Im Rahmen der Werkstatt hast Du im April Berliner Künstlerinnen „aus dem Monika/Moabit Umfeld“ eingeladen, sich je ein neues Tool auf der Musikmesse herauszusuchen und damit dann abends Musik zu machen, ohne es vorher zu kennen, nach dem Motto „Scheitern als Chance“. Eine geniale Idee, wie ich finde, und schade, dass ich nicht dabei sein konnte. Wie kam das an?
Haha. Ja das war bei Superbooth. Es war recht „demanding“ an alle. Lucrecia Dalt, Islaja, Beate Bartel, Pilocka Krach, Barbara Morgenstern und ich. Die Instrumente waren recht kompliziert, viel modular Zeugs, ich hatte eine Drummaschine (den MFB Tanzbär) und einen O-Coast Synth von Make Noise, alles unbekannte Instrumente für uns – jede spielte etwas anderes und wir haben dann doch alle Töne rausbekommen und auch zusammen was Tolles skizziert. Sehr, sehr aufregend war das und toll. Die Luft hat gebrizzelt!

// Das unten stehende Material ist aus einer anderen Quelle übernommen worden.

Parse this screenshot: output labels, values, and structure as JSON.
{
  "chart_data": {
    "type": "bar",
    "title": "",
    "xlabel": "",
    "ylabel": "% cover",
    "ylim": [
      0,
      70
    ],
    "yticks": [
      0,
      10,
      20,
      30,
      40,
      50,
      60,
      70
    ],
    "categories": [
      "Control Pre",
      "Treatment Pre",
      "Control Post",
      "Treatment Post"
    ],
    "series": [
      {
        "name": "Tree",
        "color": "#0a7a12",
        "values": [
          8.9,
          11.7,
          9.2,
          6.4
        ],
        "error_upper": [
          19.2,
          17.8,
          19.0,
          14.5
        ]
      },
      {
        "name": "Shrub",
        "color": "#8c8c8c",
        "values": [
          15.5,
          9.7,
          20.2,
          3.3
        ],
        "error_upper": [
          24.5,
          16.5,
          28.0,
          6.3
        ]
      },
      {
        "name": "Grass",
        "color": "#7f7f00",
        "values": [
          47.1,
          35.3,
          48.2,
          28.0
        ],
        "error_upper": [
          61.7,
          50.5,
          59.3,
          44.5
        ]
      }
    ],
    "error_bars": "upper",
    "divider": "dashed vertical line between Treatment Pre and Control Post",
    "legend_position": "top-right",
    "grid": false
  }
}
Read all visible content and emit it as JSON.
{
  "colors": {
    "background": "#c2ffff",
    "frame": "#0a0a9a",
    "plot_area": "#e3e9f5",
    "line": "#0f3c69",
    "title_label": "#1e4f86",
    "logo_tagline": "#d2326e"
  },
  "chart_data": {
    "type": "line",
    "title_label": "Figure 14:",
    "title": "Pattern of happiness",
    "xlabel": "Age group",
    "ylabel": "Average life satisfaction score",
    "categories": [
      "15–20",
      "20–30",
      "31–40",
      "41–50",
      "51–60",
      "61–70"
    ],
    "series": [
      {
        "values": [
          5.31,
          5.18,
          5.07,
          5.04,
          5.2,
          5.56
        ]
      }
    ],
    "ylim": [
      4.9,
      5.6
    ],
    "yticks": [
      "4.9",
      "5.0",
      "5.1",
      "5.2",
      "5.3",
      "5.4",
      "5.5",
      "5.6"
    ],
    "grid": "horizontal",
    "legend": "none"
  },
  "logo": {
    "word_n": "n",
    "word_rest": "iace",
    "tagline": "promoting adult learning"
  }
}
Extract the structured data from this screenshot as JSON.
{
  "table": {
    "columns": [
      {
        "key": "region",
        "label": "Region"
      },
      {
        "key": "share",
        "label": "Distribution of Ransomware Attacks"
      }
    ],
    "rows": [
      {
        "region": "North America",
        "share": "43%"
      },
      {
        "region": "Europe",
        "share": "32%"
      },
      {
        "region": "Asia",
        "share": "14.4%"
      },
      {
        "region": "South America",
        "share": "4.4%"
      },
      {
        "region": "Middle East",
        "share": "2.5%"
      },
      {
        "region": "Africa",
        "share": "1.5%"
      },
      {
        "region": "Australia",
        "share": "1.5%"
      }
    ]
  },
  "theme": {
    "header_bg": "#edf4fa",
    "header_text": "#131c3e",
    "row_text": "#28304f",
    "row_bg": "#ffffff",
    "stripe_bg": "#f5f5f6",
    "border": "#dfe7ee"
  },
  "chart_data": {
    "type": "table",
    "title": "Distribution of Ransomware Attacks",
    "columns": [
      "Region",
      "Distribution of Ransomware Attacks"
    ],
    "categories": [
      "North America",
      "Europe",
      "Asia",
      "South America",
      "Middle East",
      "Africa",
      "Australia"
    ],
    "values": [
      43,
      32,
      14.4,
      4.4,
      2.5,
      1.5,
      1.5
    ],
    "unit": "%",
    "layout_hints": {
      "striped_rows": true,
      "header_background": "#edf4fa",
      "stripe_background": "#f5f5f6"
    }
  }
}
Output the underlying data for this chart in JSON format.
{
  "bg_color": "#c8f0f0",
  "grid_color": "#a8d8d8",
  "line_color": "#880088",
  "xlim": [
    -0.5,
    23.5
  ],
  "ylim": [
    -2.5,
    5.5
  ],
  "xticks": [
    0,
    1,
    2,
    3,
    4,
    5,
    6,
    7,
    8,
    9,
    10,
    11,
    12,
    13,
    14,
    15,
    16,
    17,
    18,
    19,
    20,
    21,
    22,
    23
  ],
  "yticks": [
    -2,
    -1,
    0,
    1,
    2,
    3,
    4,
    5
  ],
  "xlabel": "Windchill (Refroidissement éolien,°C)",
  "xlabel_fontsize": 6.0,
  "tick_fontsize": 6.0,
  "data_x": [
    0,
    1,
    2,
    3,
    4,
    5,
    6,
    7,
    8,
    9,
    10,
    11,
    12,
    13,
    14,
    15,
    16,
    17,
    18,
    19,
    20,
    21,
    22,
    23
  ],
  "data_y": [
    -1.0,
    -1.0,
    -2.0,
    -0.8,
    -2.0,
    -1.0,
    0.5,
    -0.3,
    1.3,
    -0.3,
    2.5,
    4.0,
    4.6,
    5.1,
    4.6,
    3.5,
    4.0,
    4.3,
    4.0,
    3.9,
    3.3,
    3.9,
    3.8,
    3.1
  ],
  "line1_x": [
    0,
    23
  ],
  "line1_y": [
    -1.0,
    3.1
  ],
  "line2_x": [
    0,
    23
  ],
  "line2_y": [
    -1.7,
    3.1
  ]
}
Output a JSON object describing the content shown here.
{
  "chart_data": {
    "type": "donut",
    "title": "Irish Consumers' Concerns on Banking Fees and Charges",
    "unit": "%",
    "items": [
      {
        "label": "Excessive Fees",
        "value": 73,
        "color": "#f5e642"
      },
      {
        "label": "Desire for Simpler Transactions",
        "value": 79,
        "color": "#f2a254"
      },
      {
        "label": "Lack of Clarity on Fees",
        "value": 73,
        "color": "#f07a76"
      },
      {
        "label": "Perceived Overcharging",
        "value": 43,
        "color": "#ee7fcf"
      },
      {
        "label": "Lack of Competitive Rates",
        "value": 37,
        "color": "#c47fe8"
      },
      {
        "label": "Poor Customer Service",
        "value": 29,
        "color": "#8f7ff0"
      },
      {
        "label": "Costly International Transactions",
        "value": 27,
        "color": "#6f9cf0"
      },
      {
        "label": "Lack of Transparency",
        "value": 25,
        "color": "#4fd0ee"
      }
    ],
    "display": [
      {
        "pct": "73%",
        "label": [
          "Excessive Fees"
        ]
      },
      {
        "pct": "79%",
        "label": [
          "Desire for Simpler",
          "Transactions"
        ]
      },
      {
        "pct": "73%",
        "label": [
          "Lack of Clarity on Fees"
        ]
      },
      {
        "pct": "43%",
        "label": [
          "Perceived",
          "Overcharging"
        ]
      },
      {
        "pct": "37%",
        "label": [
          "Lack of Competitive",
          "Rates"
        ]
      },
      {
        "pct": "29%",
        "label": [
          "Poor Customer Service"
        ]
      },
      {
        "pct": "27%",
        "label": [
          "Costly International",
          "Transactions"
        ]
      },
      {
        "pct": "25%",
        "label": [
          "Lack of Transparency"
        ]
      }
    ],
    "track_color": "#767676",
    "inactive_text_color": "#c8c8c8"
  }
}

Jetzt kommt ein erstes Album der Monika Werkstatt-Künstlerinnen heraus, das ihr am 27.06.2017 bei einem Event vorstellt. Worauf kann sich das Publikum freuen?
Ja, unser Record-Release! Im Imagemovement werden wir über die Arbeit am Album erzählen und Videos zeigen- danach gehen wir rüber in den Monbijoupark in die Marchenhütte und dort spielt erst Chica Paula Schopf ein ganz neues Liveset und dann gibt’s die Monika Werkstatt live auf der Bühne. Barbara Morgenstern, Beate Bartel, Pilocka Krach, Islaja, AGF, Danielle de Picciotto und ich legen danach noch bisschen Musik auf. Also ganz große Werkstatt. Das wird bestimmt wundervoll – allein der Ort ist fantastisch – noch nicht so belegt.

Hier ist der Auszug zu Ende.